The Director of Nursing for the country’s largest network of health professionals says the changes announced this week to Auckland’s vaccine rollout system are welcome, and could help make a big difference to communities most at-risk.

Gabrielle Lord explains that until now, Auckland’s General Practice clinics have had to wait in line for vaccination onboarding, from Auckland’s Northern Region Health Coordination Centre or NRHCC, the health incident management team for the pandemic. Primary Health Organisations (such as ProCare) have this week been advised that they will now be supporting and managing most of the onboarding process from late July. “Up until this week, the approval process has seen a build-up of practices waiting to get involved in vaccinating” says Lord. “There have been limitations on what we could do as a PHO while the protocols and processes have gone through a rigorous approval process by the NRHCC. From late July, ourselves and other PHOs have been given permission to onboard our own practices. This will take significant pressure off the incredibly hardworking NRHCC who are also responsible for overseeing mass vaccination sites, pharmacy providers and other vaccination events. ProCare, and I’m sure other PHOs, are thrilled to be given the green light as we believe it will make a big difference.”
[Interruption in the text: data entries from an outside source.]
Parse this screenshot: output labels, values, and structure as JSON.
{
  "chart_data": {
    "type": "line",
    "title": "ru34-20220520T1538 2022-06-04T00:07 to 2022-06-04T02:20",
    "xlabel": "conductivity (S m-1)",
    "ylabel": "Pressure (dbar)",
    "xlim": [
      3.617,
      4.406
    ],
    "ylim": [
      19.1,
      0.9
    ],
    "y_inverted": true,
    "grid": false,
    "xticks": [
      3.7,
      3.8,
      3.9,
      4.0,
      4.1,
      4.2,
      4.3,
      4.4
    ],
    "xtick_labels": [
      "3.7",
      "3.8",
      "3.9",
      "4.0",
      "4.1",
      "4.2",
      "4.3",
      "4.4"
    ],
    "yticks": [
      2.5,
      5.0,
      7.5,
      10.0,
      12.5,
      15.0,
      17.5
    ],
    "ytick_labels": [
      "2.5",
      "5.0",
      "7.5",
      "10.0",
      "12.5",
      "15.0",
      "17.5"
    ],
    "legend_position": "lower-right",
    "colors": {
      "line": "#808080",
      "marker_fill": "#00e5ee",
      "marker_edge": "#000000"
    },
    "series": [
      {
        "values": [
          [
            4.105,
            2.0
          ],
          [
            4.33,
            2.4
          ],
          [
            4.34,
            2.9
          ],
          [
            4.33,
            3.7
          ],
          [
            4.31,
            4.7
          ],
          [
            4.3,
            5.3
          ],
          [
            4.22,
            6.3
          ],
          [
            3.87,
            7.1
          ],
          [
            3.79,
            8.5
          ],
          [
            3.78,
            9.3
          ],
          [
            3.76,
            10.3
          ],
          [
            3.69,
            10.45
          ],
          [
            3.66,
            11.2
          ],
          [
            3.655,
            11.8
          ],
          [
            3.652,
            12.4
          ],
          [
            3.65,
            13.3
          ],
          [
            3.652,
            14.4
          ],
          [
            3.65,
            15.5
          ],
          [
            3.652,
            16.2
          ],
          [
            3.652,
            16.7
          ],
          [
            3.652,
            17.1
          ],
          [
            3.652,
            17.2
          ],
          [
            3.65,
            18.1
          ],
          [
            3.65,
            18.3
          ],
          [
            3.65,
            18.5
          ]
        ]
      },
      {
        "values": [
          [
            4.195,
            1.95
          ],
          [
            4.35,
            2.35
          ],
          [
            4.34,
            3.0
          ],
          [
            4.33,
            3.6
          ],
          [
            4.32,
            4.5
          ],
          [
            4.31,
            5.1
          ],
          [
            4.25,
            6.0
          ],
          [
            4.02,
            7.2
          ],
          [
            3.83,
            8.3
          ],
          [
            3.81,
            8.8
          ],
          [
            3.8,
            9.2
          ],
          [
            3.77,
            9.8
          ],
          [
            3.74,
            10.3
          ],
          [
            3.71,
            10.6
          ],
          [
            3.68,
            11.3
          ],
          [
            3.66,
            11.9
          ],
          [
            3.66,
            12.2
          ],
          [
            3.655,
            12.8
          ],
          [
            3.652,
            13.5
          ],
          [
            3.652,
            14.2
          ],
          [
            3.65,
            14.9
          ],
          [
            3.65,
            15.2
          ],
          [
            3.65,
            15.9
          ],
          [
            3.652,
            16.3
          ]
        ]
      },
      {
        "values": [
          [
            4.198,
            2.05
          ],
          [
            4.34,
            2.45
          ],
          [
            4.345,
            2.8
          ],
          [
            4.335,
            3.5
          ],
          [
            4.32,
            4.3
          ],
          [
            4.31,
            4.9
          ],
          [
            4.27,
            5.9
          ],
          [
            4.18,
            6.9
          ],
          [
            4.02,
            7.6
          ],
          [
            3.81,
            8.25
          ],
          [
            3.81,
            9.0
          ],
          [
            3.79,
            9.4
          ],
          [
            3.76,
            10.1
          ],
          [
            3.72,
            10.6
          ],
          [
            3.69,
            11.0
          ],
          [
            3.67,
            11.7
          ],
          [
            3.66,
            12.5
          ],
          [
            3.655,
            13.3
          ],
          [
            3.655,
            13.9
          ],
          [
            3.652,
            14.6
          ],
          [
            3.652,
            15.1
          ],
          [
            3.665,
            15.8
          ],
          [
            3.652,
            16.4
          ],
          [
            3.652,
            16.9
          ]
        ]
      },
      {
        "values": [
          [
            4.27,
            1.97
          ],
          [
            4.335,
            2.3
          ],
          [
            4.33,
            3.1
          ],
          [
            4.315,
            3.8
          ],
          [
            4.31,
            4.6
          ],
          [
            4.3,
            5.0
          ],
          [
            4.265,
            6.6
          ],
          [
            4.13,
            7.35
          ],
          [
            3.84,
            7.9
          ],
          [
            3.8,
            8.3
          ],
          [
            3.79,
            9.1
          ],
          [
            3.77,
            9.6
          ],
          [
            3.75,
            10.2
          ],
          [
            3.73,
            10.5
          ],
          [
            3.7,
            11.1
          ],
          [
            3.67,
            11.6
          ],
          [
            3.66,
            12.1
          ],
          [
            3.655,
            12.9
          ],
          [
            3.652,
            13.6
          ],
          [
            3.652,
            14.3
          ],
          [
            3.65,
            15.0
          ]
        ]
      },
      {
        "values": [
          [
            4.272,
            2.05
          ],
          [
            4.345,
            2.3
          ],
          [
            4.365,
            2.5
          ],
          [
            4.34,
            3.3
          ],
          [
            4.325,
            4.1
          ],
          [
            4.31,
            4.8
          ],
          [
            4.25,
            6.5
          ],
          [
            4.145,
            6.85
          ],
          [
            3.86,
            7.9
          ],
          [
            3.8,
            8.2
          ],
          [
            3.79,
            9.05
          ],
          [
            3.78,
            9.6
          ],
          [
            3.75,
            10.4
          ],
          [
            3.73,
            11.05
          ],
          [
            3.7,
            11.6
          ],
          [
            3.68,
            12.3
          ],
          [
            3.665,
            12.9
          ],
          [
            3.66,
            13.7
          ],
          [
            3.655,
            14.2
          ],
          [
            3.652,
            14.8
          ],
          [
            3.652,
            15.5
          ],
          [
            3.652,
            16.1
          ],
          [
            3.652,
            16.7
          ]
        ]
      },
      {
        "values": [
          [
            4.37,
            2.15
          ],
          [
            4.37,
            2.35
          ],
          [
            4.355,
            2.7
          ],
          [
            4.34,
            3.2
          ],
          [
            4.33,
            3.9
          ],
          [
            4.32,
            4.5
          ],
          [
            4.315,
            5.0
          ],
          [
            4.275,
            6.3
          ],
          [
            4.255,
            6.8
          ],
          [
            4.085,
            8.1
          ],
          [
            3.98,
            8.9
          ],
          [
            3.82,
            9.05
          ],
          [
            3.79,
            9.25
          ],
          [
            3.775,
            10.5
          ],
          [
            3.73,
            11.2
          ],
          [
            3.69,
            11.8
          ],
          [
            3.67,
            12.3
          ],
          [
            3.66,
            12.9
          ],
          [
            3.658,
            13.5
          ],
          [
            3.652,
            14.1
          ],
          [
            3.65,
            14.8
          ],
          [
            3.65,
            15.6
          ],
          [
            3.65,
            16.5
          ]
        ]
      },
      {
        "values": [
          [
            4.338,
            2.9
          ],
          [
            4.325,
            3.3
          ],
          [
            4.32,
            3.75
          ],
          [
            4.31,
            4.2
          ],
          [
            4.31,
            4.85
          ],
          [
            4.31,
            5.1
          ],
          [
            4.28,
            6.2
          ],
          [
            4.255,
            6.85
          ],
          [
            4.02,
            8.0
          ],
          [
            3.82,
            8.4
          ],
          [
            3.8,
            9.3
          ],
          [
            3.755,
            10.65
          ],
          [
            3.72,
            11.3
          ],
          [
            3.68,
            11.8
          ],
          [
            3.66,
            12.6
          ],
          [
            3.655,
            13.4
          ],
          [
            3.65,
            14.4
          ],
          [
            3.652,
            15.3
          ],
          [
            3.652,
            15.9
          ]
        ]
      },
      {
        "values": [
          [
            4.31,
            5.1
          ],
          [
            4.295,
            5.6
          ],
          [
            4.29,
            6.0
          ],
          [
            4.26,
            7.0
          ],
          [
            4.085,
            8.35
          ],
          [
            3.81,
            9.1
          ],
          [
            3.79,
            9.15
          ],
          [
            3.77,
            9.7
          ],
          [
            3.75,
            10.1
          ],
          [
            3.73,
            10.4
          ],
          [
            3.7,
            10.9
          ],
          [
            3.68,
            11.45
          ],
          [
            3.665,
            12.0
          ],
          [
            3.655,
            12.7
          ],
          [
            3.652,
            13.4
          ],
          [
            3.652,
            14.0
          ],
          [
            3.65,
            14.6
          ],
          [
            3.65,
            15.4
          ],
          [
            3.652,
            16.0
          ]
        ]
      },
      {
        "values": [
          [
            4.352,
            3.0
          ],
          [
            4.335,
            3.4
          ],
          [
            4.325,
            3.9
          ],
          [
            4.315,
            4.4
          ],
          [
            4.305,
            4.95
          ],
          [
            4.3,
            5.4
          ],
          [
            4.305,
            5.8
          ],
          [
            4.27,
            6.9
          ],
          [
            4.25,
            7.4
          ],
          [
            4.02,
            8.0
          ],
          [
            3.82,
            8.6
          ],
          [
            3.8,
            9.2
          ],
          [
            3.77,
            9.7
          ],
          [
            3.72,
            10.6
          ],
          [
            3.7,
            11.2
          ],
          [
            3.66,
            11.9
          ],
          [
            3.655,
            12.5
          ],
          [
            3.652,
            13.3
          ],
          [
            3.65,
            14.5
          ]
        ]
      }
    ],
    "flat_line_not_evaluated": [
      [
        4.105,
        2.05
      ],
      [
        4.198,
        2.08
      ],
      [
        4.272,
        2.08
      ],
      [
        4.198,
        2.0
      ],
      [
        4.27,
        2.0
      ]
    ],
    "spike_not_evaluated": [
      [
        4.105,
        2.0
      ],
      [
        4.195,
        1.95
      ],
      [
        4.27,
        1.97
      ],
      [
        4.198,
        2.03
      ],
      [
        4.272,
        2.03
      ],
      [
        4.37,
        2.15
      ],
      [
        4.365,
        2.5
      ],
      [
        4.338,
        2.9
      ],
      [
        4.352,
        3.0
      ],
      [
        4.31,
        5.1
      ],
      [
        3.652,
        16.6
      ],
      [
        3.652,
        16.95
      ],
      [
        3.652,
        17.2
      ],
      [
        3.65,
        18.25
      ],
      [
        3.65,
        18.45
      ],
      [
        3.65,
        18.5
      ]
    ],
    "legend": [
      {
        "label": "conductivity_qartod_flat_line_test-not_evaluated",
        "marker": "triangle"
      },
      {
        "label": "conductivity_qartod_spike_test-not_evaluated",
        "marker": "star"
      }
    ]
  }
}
General Practices tend to have close patient relationships and are well equipped to identify patients who are most at risk, says Lord. “Each practice we support has access to our Population Health data, which gets updated daily. They know who their patients are and who is most at risk. Auckland is currently seeing vaccination levels of around 8% for Maori and 9% for Pasifika, but having General Practice more heavily involved in the vaccine rollout will be a powerful tool in reaching some of our harder-to-reach patients and also those with long term conditions, and hopefully we’ll see those numbers grow.”

ProCare currently has 11 Practices currently vaccinating and over twenty Practices waiting to be approved so that they can begin vaccinating their communities. “From today, it’ll be easier to bring them onboard, and that’s a good thing for everyone” explains Lord. “The COVID situation in Australia serves as a warning - we need all hands on deck to stay safe, and this change means more hands, faster” she says.